As always, we recommend existing rllab users migrate their code to a garage release ASAP.
This release has been tested extensively on Ubuntu 16.04 and 18.04. We have also used it successfully on macOS 10.12, 10.13, and 10.14.
We plan on supporting this branch until at least October 2019. Our support will come mostly in the form of attempting to reproduce and fix critical user-reported bugs, conducting quality control on user-contributed PRs to the release branch, and releasing new versions when fixes are committed.

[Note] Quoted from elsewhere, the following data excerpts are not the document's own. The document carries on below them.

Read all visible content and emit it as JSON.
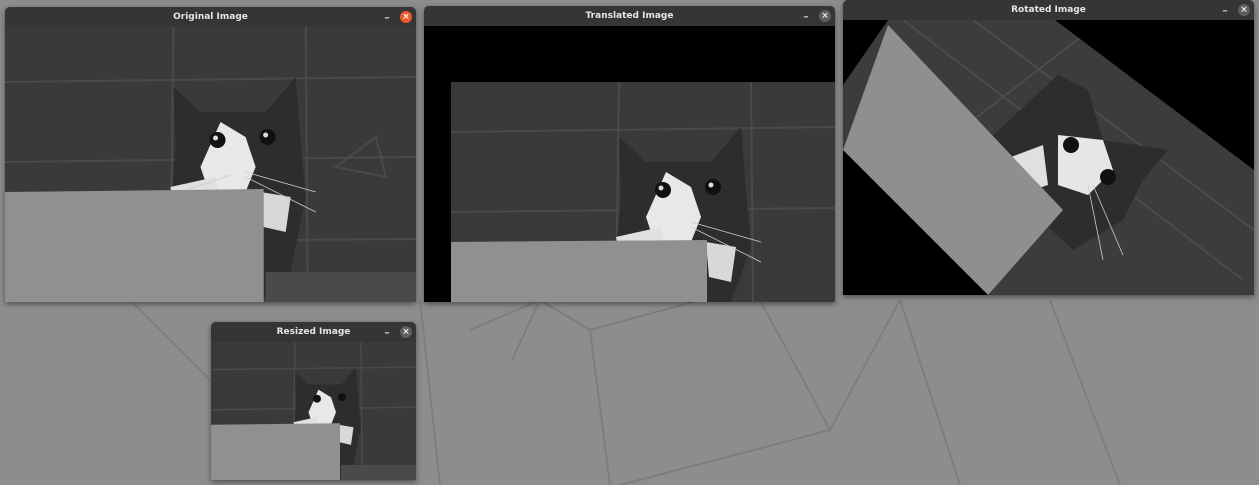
{
  "windows": [
    {
      "id": "original",
      "title": "Original Image",
      "active": true
    },
    {
      "id": "translated",
      "title": "Translated Image",
      "active": false
    },
    {
      "id": "rotated",
      "title": "Rotated Image",
      "active": false
    },
    {
      "id": "resized",
      "title": "Resized Image",
      "active": false
    }
  ],
  "controls": {
    "minimize_glyph": "–",
    "close_glyph": "×"
  },
  "colors": {
    "desktop": "#8c8c8c",
    "titlebar": "#353535",
    "close_active": "#e85a2c"
  }
}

We haven no intention of performing proactive maintenance such as dependency upgrades, nor new features, tests, platform support, or documentation. However, we welcome PRs to the maintenance branch (release-2019.02
) from contributors wishing see these enhancements to this version of the software.
We will post backwards-compatible hotfixes for this release to the branch release-2019.02
. New hotfixes will also trigger a new release tag which complies with semantic versioning, i.e. the first hotfix release would be tagged v2019.02.1
, the second would be tagged v2019.02.2
, etc.
We will not add new features, nor remove existing features from the branch release-2019.02
unless it is absolutely necessary for the integrity of the software.
We hope to release 2-3 times per year, approximately aligned with the North American academic calendar. We hope to release next around early June 2019, e.g. v2019.06
.
See Looking forward for more information on what to expect in the next release.
The next release of garage will focus primarily on two related goals: PyTorch support and completely-revamped component APIs. These are linked because gracefully supporting more than one framework requires well-defined interfaces for the sampler, logger, snapshotter, RL agent, and other components.
For TensorFlow algorithms development, we are focusing on adding a full suite of pixel-oriented RL algorithms to the TensorFlow tree, and on adding meta-RL algorithms to and associated new interfaces. We will also finish removing the custom layers
library from the TensorFlow tree, and replacing it with code based on vanilla TensorFlow, a new abstraction called Model
(inspired by the torch.nn.Module
interface). We will also finish removing the custom garage.tf.distributions
library and replacing it with fully-differentiable components from tensorflow-probability
.
For PyTorch algorithms development, we hope to add garage support to a fork of rlkit, to prove the usefulness of our tooling for different algorithm libraries.
You can expect to see several more packages split from garage (e.g. the TensorFlow algorithm suite and experiment runner/sampler/logger), along with many API changes which make it easier to use those components independently from the garage
codebase.
This is a maintenance release for v2018.10. It contains several bug fixes on top of the v2018.10.0 release, but no new features and API changes.
We encourage projects based on v2018.10.0 to rebase onto v2018.10.1 without fear, so that they can enjoy better stability.